Friday, June 28, 2013

Bring Social Security Act, Labour Act together: Employers

The private sector has asked the government to bring Social Security Act and Labour Act together through ordinance for the effective implementation.
In an absence of Labour Act, the Social Security Act may not be effective, as they are related to each other,” said chairperson of Employers Council and vice president of Federation of Nepalese Chambers of Commerce and Industry (FNCCI) Pashupati Muraraka, at an interaction on Social Security Fund (SSF) organised by Nepal Business Forum, a public private dialogue forum promoted by the International Finance Corporation (IFC), here today.
However, a draft of Social Security Act is ready and draft Labour Act needs more amendment and could be delayed, according to the Ministry of Labour.
“If the government cannot bring both the Acts through ordinance together, the Labour Act must be brought before the employers start contributing to the Social Security Fund,” he said, adding that the two Acts complement each other.
The Social Security Fund has envisioned some 20 per cent contribution from employers and 11 per cent from the employees making it to a 31 per cent. But it has yet to be finalised.

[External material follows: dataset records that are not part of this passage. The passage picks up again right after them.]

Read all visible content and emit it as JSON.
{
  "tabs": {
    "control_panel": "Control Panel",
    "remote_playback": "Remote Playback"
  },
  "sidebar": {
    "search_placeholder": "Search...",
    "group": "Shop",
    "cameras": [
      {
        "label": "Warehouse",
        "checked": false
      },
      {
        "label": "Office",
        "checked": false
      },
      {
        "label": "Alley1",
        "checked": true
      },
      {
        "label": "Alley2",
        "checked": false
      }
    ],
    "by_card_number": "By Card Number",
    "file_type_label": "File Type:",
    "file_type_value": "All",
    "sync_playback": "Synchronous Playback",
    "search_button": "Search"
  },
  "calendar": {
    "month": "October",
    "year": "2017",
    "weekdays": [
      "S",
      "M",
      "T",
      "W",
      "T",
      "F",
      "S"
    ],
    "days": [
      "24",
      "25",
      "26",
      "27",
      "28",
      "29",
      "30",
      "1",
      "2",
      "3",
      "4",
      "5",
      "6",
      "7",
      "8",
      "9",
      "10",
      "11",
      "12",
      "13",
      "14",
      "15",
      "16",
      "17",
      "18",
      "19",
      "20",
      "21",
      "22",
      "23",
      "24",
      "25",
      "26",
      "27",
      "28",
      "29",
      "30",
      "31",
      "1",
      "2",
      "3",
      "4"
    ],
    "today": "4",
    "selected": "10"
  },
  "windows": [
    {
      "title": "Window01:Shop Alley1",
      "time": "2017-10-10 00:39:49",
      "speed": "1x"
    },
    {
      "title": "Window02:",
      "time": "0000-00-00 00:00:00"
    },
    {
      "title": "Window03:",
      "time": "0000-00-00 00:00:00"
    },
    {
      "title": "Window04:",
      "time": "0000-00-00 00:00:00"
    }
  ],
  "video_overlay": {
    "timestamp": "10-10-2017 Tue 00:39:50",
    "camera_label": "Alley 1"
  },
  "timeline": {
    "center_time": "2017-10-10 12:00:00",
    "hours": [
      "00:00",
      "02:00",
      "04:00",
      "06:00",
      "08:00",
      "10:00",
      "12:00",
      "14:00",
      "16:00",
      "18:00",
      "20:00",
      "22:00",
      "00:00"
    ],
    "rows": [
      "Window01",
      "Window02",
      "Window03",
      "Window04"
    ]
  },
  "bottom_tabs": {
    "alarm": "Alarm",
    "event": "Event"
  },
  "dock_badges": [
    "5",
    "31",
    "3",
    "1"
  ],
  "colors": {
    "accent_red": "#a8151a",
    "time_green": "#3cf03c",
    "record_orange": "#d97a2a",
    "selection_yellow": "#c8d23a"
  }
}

Social Security Act will not only help increase productivity of the employees and mitigate the dispute among the employers and employees but also help attract investments, as the employees feel secure,” Muraraka added. “Smooth relations between the employees and employers will send a positive message to the investors, who are interested in investing in Nepal.”
Labour dispute, lack of skilled manpower, and over politicisation of trade unions have hurt the investment climate in the country, said executive director of Social Security Fund secretariat Kewal Bhandari, on the occasion.
The social security schemes will help manage labour market boosting their confidence and increasing their productivity, he said, adding that the Fund that has Rs 4.40 billion is planning to launch atleast one social security scheme – medical scheme – from the next fiscal year.
The government has been charging one per cent social security tax to the employees since 2011.
 “Though, the Fund has prepared four social security schemes.”
The Fund is planning to collect data of the some 1.2 million employees – that are estimated to be working in the private sector in the country – sectorwise. “By now the Fund has registered some 80,000 employees, he said, adding that data collection, policy level confusion, rate of contribution of the employers and providing Social security card are some of the challenges for the Fund, though the Fund is committed to implement the contribution based pension.
“The contribution based pension can sustain for a long time, as the government could not manage the public expenditure on social security that has been rising by around 20 per cent annually.
 “Providing social security is not only the state’s responsibility but it will also help reduce poverty and attract investments,” Bhandari added.
The workforce should be secure, said senior private sector development specialist at the IFC, a private sector lending arm of the World Bank, Laura Watson.
Social Security Fund is the solution to the critical labour issue that has been making the investments shy away, she said, adding that it will help create good working environment.
Nepal Business Forum had been pushing the government to implement the social security – since 2010 – that would help create investment friendly environment in the country.